Мне можно было не припоминать, с каким удовольствием я рассматривала книгу. Но откуда мог знать об этом горбун? Не означало ли это, что я ошибалась, утверждая, что отскочила от машины, похожей на его машину, но другого оттенка? Он мог следить за мной, подкарауливая, когда я совершу какой-нибудь промах, ведь всем известна беспечность русских и их равнодушие к правилам дорожного движения, и в удобный момент выехать из-за угла с целью меня задавить. О, потом он сделает вид, что сходит с ума от отчаяния, но ведь он не знал, что человек будет переходить через улицу в неположенном месте! Вышло бы весьма правдоподобно. Однако реакция у меня оказалась неплохой, и его попытка не удалась. Оставалось уехать, чтобы не привлекать к себе внимания. Он прекрасно знал, что я не посмотрю на номер его машины, что в марках машин я не разбираюсь, а автомобилей вишнёвого цвета полно в любой части света. Оставалось удивляться, почему я так упорно отстаивала непричастность горбуна к этому делу?
Однако он ждал моего ответа. Ну что ж, если ему непременно надо было сделать меня сентиментальной дурочкой, способной читать только старые романтические книги, я пойду ему навстречу.
— Конечно же, Шарлоту Бронте, — сказала я.
— А что именно?
У этой рано умершей писательницы было немного произведений, из которых я читала только «Городок» и "Джен Эйр", поэтому выбора у меня не было.
— "Джен Эйр".
— Будто бы.
Он не смотрел на меня, но и по тону было ясно, что он ни на секунду мне не поверил. От удивления я даже забыла, что меня ведут на казнь.
— Почему я не могу купить "Джен Эйр"?
— Потому что этот роман столько раз издавался в вашей стране, особенно в последнее время, что он должен быть в вашей библиотеке.
Объяснение было на удивление простым и правильным.
— Допустим, — согласилась я.
Я устала от переживаний, от бессонной ночи, от собственной никчёмности. Меня везли убивать, а в дороге развлекали доступными мне разговорами. Я заслужила и сама подготовила такой конец.
— Так что же это было?
— Андре Жид, — ответила я.
— Похоже на истину, — сказал горбун.
Затем последовала неизбежная лекция о французском писателе, его творчестве, жизни, поездках и впечатлениях. И вновь, в свойственной ему подлой манере, он вынудил меня признаться, что я читала только его воспоминания о Советском Союзе, и рассказать о своих впечатлениях об этих очерках. Он умел слушать так внимательно и заинтересованно, что, даже хорошо его зная, я высказала своё мнение, а, высказав, рассердилась на себя за совершённую глупость. Мои слова основывались на чувствах, но не знаниях, а у горбуна был глубокий ум и, как предупреждал Ларс, не было снисходительности. Что же он думал обо мне, в то время, как я говорила о своём восприятии книги Андре Жида?

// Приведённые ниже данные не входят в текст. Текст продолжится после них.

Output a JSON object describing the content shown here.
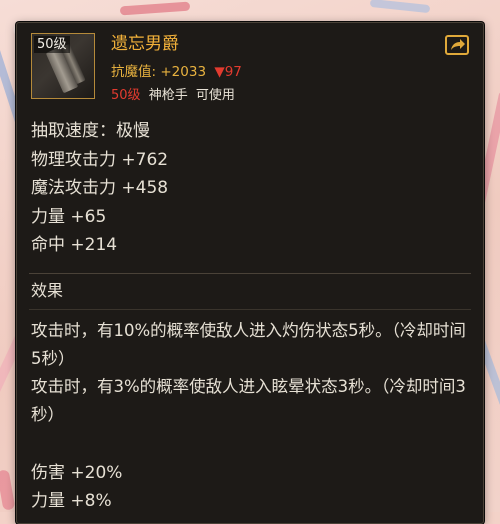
{
  "item": {
    "level_tag": "50级",
    "name": "遗忘男爵",
    "resist_label": "抗魔值:",
    "resist_value": "+2033",
    "resist_diff": "▼97",
    "req_level": "50级",
    "req_class": "神枪手",
    "req_usable": "可使用"
  },
  "stats": [
    "抽取速度：极慢",
    "物理攻击力 +762",
    "魔法攻击力 +458",
    "力量 +65",
    "命中 +214"
  ],
  "effects": {
    "title": "效果",
    "lines": [
      "攻击时，有10%的概率使敌人进入灼伤状态5秒。（冷却时间5秒）",
      "攻击时，有3%的概率使敌人进入眩晕状态3秒。（冷却时间3秒）"
    ],
    "bonuses": [
      "伤害 +20%",
      "力量 +8%"
    ]
  },
  "colors": {
    "title": "#f2b13a",
    "decrease": "#e23b2f",
    "panel_bg": "#1d1a17"
  },
  "icons": {
    "item": "weapon-icon",
    "share": "share-icon"
  }
}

— Как по-разному люди рассуждают! — заметил Дружинин, и у меня заныло сердце. — Даже у живущих в одной стране мнения бывают противоположными, а сравнивать мнения людей из разных стран вообще невозможно.
Окончил он лучше, чем начал, но я боялась ему поверить.
— В прошлый раз мы не договорили о моём будущем романе, а я о нём сейчас много думаю. Мне интересно, как вы воспримете мою идею, если та девушка…
Идея была не так уж плоха, но требовала развития и кое-каких изменений, потому что плохо вписывалась в общий ход повествования. И всё-таки было непонятно, почему горбуна интересует моё мнение. Может, Ларс прав, и в новом романе горбуна должна действовать занудливая героиня, глупая, с безапелляционными суждениями, словом, такая, какой должна представляться я, и, возможно, не ему одному.
— Ну, как? — спросил горбун.
— Вам виднее.
Он покачал головой.
— У вас очень скверная манера со мной разговаривать, — сообщил он, из чего следовало, что наши мнения друг о друге совпадают.
— Да?
— Вы не хотите лгать, что моя идея вам понравилась, но и прямо высказаться не хотите, — объяснил он. — Я не могу понять причину, но дело здесь не в отсутствии интереса к моему замыслу.
— Хорошо, если вам так хочется, я скажу, что думаю о поступке этой девицы…
Я знала, что горбун нарочно вызывает меня на разговор, предполагала и мотивы этого, поэтому, боюсь, что излишне резко раскритиковала его замысел. Настолько резко, что он погрустнел.